Some but not all. You have to realize that the entire world is gaslighting kids every day into thinking that the hole-in-one once-in-a-lifetime shot is normal and common. But it isn't. It isn't normal. What's normal is failing to make it after giving 7 years of your life for less than minimum wage because there are 1000 applicants for every hyper-specialized position and almost all of them have more experience than freshly-defended-and-posted you, even if you're coming out of Harvard or Yale. But most people at the bottom never see this until it's too late, because nobody at the top talks about this ever. Worse, people at the top constantly lie about it or dismiss how bad everything is because _they_ made it and don't see what's so bad from where they are. They're all stuck in pre-2009 mindsets before available job postings completely fell off a cliff and never recovered.
To pervert a common expression, psychological warfare is a hell of a drug.

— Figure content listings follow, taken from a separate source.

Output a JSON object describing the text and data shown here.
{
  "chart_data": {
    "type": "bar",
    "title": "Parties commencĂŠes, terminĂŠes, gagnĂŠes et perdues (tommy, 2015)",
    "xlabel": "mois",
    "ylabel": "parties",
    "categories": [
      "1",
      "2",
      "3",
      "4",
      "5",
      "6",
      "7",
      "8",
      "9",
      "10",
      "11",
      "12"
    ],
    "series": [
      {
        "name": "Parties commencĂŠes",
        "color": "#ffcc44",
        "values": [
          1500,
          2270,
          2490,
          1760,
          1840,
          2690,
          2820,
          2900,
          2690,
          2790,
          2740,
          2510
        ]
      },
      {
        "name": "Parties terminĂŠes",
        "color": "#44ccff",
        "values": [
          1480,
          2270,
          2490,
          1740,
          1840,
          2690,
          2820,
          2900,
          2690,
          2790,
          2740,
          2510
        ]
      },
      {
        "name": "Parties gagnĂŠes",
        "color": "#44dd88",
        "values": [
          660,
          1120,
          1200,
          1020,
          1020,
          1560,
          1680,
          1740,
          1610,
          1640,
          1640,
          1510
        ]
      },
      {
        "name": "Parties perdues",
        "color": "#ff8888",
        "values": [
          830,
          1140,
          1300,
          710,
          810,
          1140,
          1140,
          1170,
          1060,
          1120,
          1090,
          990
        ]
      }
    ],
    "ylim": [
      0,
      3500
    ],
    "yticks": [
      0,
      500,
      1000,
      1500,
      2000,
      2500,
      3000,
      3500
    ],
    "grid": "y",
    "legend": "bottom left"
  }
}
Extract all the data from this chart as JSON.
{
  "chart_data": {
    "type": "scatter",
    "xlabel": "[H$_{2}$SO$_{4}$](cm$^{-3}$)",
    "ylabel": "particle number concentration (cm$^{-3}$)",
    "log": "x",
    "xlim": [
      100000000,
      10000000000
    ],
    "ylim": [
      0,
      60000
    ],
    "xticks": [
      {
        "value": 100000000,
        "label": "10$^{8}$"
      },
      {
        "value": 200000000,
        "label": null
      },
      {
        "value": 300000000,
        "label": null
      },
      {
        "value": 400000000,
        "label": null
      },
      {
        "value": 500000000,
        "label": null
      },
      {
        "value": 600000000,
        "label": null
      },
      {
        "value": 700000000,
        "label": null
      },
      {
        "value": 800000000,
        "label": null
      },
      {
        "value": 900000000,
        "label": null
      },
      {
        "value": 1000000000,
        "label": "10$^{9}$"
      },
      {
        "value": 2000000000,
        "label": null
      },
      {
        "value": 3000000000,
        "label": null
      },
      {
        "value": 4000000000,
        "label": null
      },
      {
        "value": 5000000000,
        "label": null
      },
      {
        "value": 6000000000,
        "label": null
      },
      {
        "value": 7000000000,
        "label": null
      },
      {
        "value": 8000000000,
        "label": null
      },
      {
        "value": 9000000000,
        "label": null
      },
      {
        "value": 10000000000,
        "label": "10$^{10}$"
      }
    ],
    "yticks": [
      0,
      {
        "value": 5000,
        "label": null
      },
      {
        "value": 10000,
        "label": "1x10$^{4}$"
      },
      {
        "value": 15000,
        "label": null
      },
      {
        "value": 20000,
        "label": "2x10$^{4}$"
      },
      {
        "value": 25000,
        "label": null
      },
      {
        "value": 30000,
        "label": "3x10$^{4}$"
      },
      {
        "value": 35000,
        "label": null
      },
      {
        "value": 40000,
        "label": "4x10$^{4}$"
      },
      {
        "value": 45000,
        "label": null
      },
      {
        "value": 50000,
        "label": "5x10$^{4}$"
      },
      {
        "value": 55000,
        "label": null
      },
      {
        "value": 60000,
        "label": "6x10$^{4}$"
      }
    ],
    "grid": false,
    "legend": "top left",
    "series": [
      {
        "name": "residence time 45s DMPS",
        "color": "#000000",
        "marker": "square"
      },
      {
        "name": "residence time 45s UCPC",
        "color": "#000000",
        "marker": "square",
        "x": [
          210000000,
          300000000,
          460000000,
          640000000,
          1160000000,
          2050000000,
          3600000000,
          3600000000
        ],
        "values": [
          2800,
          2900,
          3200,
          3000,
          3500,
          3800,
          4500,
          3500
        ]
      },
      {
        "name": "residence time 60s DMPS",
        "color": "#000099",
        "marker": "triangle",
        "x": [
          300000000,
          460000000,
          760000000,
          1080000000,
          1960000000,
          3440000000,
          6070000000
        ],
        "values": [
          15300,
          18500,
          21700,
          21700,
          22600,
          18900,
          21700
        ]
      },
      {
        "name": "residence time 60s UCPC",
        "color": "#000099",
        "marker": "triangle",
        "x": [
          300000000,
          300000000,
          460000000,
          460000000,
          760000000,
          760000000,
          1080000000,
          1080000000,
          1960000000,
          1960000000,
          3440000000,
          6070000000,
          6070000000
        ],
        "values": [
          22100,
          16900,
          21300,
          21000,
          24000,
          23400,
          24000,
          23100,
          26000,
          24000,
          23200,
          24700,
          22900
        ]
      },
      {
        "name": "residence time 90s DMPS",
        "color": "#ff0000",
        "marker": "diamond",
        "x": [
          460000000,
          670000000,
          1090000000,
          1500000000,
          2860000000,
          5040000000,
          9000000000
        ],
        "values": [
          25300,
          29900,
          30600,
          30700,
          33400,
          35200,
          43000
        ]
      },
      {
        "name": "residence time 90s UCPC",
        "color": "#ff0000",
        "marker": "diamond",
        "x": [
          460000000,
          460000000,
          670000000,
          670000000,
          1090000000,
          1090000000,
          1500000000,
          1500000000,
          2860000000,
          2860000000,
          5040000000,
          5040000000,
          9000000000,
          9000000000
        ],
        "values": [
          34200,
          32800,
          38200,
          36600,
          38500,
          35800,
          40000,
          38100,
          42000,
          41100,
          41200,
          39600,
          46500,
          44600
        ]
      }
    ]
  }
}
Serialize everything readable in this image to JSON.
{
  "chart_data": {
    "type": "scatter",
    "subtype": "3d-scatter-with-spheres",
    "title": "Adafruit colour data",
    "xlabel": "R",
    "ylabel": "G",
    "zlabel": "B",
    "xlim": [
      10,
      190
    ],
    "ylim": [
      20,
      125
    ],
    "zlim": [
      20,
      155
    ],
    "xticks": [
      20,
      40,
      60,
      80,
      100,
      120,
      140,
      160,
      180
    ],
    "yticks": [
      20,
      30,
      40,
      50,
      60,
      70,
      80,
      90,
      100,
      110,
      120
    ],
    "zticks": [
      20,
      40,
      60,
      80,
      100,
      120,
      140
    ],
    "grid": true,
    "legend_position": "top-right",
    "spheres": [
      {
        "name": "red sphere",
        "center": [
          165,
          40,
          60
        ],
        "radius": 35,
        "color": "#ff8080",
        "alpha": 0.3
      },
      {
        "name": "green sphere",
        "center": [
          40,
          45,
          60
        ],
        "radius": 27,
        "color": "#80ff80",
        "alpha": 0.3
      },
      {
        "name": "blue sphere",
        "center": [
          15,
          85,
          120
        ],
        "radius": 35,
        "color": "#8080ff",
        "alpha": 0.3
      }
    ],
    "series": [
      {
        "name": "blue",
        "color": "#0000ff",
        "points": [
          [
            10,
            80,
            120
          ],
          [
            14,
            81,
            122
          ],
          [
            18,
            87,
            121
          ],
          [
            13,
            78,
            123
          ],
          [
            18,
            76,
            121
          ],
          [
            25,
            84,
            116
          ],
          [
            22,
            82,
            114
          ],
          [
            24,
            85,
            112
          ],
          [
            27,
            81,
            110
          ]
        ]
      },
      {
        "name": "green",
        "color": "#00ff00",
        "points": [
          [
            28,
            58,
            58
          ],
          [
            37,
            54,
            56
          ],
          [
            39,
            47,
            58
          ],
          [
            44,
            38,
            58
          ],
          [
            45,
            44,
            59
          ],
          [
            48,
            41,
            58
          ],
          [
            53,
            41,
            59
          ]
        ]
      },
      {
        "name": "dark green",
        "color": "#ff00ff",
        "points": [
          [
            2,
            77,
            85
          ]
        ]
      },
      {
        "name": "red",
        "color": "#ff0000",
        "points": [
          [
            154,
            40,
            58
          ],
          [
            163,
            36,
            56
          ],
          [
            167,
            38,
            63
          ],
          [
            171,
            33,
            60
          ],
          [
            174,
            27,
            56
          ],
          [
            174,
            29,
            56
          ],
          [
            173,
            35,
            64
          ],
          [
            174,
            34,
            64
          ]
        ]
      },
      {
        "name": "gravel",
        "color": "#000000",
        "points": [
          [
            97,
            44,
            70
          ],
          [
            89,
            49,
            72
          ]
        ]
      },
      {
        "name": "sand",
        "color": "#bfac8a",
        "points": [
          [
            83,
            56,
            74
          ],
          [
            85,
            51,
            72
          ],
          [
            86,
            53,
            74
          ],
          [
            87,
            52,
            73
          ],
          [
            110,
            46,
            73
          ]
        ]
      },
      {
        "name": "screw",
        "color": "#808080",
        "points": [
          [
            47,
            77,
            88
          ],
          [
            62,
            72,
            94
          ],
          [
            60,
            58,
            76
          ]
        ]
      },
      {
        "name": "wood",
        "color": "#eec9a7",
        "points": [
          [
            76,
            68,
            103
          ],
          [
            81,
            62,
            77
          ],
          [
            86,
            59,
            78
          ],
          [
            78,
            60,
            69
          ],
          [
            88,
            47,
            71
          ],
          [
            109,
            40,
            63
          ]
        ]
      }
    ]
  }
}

> which means you all need to unionize
This does happen, but, I don't know where you live, culture in the US is extremely hostile to unionization. Hell, the NLRB only decided that graduate students qualified as employees and were thus _allowed_ to unionize in 2016 after more than a decade of saying otherwise.
sudosteph|5 years ago
Feel you about unionizing though. I'm in the southern US, and we don't see a lot success here. Still, I'm an IWW member, and my local hospital just successfully unionized a few months back - so it's something I do truly believe is worth continuing to fight for.
ebg13|5 years ago
And the entire system depends on funneling more children into the meat grinder so they have the most perverse incentive to just keep lying about everything. Graduate students are used and abused for a huge amount of lecturing, guiding, and grading so that schools don't have to pay for professors, so that they can have more millionaire administrators and football coaches and replace the flowers in the quad every week and other weirdly expensive stupid shit instead of providing basic healthcare or a decent wage for their lecturers. And then people are surprised to hear that the same schools that have grad students doing a ton of the work for peanuts don't have professor positions available at the end.